Last Updated Aug 26, 2011 10:26 AM EDT
I've been wading through many of these lately. Here's one that caught my eye. According to MomCorps, a staffing organization that places people in non-traditional jobs, 42% of American workers would trade some percentage of their salary for flexibility at work. All working mommies, right? Well, no. If you ask people if they'd be willing to give up more than 10% of their salary in exchange for flexibility, men are twice as likely as women to say yes.
Granted, the numbers are small (12% vs. 6%). But why the direction of the difference?
I have a few theories. Men still earn more than women, so they have more wiggle room in salary negotiations in general -- which makes giving up 10% not seem like as big a deal. Men also work more hours than women, so their work lives may feel less sustainable than women's right now. Or this could be a feint at the "masculine mystique" that a few pundits have written about lately. The domestic expectations placed on modern men these days are huge compared with their fathers or grandfathers. But they haven't really gotten a big break at work to compensate.

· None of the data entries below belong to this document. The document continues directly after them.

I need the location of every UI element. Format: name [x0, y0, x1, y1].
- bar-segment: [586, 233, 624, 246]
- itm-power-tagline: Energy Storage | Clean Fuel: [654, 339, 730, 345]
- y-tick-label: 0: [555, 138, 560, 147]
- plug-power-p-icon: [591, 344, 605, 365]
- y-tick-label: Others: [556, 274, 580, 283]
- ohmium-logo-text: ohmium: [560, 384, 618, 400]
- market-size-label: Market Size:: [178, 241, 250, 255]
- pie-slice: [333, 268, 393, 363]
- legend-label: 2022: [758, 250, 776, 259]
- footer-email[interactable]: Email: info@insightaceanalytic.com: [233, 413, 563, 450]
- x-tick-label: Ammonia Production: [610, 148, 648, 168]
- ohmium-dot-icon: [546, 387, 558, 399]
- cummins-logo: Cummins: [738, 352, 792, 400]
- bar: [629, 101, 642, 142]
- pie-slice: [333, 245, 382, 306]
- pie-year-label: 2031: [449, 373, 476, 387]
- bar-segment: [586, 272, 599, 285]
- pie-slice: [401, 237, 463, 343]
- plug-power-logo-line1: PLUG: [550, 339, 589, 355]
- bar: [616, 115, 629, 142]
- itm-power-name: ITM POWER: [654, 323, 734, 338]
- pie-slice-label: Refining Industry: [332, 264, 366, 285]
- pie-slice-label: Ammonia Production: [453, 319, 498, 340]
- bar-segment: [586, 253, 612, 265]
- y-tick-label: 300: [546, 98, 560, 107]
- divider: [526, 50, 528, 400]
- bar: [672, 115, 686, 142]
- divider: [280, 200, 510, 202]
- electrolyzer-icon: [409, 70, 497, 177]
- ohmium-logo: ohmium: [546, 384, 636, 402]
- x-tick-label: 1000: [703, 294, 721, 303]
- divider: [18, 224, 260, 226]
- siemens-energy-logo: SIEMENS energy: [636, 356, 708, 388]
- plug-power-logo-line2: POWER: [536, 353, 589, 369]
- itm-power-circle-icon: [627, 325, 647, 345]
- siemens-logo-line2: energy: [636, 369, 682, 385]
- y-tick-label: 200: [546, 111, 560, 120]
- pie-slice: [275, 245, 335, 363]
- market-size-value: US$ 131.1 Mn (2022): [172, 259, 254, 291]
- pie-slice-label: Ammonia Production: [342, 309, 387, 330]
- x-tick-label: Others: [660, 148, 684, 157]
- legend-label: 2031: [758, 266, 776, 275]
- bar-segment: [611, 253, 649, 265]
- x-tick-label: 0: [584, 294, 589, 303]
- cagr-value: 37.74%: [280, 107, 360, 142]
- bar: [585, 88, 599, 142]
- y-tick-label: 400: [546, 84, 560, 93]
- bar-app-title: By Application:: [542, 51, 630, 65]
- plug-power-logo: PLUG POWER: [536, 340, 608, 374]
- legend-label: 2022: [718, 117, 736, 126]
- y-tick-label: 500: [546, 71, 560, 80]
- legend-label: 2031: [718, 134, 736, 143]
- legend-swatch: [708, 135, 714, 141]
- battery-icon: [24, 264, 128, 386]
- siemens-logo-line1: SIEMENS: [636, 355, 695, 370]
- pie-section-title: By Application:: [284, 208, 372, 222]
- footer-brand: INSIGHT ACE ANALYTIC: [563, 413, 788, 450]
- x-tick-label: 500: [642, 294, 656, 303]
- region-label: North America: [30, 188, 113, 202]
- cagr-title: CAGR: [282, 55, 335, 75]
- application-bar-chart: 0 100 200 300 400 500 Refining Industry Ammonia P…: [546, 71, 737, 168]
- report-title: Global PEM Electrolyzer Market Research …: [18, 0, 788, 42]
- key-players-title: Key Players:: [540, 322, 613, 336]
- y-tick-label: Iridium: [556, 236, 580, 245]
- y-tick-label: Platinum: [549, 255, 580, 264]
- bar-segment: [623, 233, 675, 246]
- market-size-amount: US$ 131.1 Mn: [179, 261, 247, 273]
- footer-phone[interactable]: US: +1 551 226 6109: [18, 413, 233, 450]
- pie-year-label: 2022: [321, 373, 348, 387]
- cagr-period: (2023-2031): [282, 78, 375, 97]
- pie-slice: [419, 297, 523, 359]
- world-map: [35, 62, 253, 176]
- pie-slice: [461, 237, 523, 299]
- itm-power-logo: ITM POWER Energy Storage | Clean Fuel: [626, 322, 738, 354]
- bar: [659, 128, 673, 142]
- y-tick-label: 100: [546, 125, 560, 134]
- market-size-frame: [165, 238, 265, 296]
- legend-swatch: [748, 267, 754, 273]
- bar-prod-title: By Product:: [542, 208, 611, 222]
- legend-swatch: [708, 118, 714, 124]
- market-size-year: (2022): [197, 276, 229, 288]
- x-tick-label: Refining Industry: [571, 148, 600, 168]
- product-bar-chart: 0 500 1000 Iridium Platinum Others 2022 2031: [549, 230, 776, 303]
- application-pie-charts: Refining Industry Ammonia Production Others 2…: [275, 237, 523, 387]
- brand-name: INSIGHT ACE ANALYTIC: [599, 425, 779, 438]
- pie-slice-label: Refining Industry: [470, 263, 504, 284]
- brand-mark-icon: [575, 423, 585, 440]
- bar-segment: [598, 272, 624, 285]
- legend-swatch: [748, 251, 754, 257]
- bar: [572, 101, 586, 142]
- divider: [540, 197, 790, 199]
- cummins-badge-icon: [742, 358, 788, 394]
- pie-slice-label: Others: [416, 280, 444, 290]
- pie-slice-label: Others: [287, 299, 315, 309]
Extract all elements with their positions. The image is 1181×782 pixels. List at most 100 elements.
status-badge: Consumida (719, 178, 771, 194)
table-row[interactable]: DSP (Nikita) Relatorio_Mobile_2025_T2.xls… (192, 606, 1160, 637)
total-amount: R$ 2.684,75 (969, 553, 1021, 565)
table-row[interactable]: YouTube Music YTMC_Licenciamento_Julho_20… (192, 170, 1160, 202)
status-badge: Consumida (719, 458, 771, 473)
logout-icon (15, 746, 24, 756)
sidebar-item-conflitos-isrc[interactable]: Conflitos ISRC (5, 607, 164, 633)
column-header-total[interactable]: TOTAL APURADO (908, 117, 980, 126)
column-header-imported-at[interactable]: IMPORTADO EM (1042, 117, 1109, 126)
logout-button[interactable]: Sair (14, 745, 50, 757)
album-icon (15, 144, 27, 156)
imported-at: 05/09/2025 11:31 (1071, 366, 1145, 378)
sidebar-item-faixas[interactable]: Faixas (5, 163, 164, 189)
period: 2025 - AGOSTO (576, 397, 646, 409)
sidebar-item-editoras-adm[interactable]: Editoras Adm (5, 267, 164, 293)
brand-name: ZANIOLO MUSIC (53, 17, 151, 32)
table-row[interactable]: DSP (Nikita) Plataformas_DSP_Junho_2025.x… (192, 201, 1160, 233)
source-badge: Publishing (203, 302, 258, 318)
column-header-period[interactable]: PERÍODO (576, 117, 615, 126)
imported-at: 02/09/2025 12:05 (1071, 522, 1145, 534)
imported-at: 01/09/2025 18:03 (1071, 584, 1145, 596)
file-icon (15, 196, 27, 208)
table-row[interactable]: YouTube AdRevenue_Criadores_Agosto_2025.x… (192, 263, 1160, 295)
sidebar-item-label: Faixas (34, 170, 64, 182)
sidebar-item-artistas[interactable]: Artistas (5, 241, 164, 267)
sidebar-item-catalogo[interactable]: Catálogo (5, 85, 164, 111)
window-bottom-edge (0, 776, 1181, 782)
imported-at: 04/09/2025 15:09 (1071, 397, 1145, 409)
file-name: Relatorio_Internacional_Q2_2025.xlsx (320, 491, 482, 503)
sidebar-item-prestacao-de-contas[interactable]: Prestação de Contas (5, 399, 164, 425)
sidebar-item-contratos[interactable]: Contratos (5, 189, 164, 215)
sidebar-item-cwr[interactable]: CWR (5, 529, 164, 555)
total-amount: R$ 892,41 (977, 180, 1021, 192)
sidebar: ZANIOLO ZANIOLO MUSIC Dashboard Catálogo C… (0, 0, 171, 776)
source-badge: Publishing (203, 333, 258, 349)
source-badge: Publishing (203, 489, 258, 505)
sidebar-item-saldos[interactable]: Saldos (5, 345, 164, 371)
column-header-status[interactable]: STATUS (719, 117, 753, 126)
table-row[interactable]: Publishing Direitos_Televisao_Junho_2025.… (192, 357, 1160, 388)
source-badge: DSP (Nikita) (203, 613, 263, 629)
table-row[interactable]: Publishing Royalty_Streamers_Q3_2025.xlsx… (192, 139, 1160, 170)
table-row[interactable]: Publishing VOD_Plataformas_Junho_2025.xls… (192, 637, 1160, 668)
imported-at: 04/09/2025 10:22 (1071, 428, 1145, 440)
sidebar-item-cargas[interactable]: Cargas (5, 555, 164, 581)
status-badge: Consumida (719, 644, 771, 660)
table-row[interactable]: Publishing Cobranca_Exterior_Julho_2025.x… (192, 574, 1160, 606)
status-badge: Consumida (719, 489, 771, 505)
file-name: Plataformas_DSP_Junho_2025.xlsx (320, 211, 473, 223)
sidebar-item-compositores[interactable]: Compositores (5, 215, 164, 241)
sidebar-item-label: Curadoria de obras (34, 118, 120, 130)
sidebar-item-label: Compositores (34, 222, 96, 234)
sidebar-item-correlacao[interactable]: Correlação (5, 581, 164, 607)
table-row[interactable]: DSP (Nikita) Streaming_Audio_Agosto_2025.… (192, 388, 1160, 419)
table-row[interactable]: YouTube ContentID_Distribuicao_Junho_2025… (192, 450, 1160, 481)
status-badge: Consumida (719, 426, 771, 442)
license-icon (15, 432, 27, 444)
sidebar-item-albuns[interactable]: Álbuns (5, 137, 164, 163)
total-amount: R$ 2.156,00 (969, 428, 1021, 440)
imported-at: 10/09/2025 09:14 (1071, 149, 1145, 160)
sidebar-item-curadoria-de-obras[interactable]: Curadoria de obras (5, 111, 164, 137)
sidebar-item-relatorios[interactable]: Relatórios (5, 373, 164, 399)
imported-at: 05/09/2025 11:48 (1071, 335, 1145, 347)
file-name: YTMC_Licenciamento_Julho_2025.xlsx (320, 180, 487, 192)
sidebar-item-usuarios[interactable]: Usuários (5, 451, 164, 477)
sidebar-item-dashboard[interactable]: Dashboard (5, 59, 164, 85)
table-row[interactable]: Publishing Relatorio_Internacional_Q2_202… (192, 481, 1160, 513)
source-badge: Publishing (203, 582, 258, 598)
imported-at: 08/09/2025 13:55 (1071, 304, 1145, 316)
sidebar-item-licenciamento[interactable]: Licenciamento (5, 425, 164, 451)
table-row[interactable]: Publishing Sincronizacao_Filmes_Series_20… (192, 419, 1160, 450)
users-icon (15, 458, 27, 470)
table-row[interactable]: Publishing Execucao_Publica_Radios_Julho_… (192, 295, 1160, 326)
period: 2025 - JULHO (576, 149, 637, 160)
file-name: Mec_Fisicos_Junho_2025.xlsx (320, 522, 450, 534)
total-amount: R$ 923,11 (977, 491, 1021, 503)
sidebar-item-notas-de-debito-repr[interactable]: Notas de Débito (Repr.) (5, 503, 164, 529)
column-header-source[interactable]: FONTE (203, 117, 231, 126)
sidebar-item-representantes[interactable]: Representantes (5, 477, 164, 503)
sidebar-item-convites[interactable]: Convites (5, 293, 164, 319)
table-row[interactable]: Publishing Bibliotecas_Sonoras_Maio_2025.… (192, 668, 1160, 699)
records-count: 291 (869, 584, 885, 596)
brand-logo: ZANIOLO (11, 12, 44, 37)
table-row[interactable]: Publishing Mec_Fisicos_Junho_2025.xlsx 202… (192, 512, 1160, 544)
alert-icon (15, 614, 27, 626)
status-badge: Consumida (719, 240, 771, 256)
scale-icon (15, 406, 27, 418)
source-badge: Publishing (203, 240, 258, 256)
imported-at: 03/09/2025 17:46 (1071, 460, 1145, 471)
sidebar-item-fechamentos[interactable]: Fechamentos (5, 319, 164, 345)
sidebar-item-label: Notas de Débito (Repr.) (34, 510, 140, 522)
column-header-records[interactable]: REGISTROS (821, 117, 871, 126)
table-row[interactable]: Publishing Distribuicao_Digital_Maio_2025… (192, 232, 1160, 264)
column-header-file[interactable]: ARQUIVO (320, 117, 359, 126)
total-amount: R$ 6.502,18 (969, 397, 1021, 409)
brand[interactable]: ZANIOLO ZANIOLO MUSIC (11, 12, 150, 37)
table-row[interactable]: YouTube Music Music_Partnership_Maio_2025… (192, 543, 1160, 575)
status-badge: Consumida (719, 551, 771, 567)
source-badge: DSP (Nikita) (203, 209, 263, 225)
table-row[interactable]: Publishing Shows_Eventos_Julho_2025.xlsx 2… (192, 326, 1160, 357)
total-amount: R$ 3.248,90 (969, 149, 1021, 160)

Regardless, though, I think these questions are asked the wrong way. Because why should flexibility be a perk that requires giving up salary to get? There's some evidence that people who can work from home and set their own hours are willing to work more than people stuck in cubicles. They may be less likely to leave their employers, too. Those are attributes worth paying more for, rather than less. No matter what gender you happen to be.